Dans leur Sociologie politique du syndicalisme, publié en 2018, Karel Yon, Sophie Béroud et Baptiste Giraud expliquaient déjà que la « distance à la politique est devenue [...] une contrainte de rôle pour les syndicalistes ». Ils identifiaient deux raisons à cette mise à distance de la politique dans l’activité syndicale. D’abord, le déclin des équipes syndicales et l’aspiration toujours plus forte dans les institutions du « dialogue social » tendent à ce que les syndicats intègrent les limites, revendicatives plutôt que politiques, que ces institutions fixent à leur action. Deuxièmement, la chute du Mur de Berlin et le rejet du stalinisme ont poussé les syndicats à prendre leur distance avec les partis politiques, notamment avec le PCF dans les années 1990 en ce qui concerne la direction de la CGT. C’est la crise de 2007-2008 et les attaques qu’elle a engendré qui favoriseraient les « premiers signes [...] d’une repolitisation syndicale ». Résultat de l’exclusion de la classe ouvrière de la sphère politique traditionnelle, que l’émergence de LFI et de la NUPES n’a pas modifiée, les syndicats sont poussés, malgré leurs difficultés structurelles, à représenter les travailleurs et à intervenir de plus en plus comme un acteur politique.
Yon identifie la bataille des retraites de 2023 comme la fin d’un cycle de dépolitisation syndicale et qui marque « l’affirmation du syndicalisme comme acteur politique ». Face aux attaques de Macron sur les retraites, les syndicats ont dû « se faire porte-parole, sinon "parti", d’un monde du travail de moins en moins représenté en politique ». Cela ouvre la possibilité de « restaurer la centralité politique du travail », face au « mur néolibéral » mais également face au danger de l’extrême droite. Dans l’introduction de son livre La victoire était possible, Juan Chingo va dans le même sens : « après la bataille des retraites et aux deux extrémités de l’échiquier, le syndicalisme et l’extrême droite apparaissent en quelque sorte comme les deux forces organisées qui progressent, consolidant deux options politiques distinctes ». Si les auteurs convergent sur le constat, ils divergent sur l’interprétation de celui-ci.

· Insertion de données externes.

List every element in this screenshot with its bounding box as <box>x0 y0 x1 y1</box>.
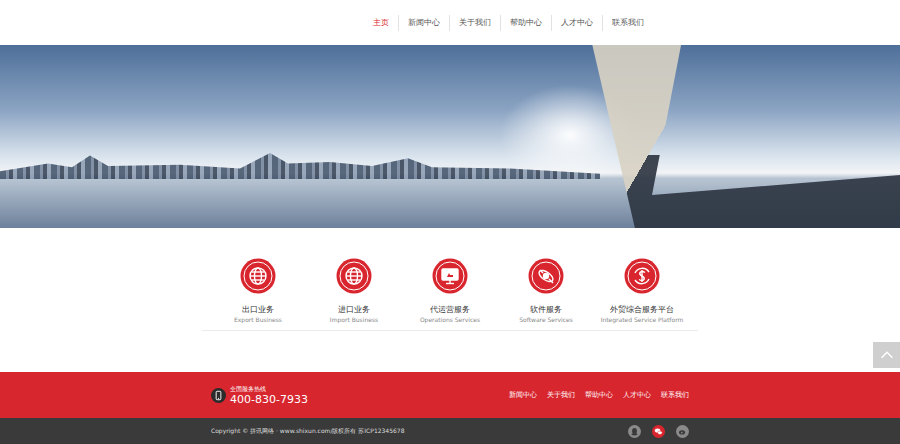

Karel Yon tend à expliquer ce rôle politique comme le résultat avant tout de l’unité par en haut des confédérations syndicales. Par une « parole syndicale unifiée » et restée soudée jusqu’au bout, l’Intersyndicale aurait « confirmé l’émergence, à côté de l’opposition parlementaire, d’un nouvel acteur dans le jeu politique ». Il écrit en ce sens : « La capacité de l’intersyndicale à se présenter comme le porte-voix du monde du travail tout en exigeant la prise en compte effective de l’opinion des citoyens, à l’occasion notamment de la demande de "consultation citoyenne" puis de l’appui à la proposition du référendum d’initiative partagée, a fait exister une forme de "démocratie sociale" alternative à celle favorisée par le pouvoir : non pas un espace de participation syndicale subalterne [...], mais l’irruption directe des intérêts du travail dans le champ politique. »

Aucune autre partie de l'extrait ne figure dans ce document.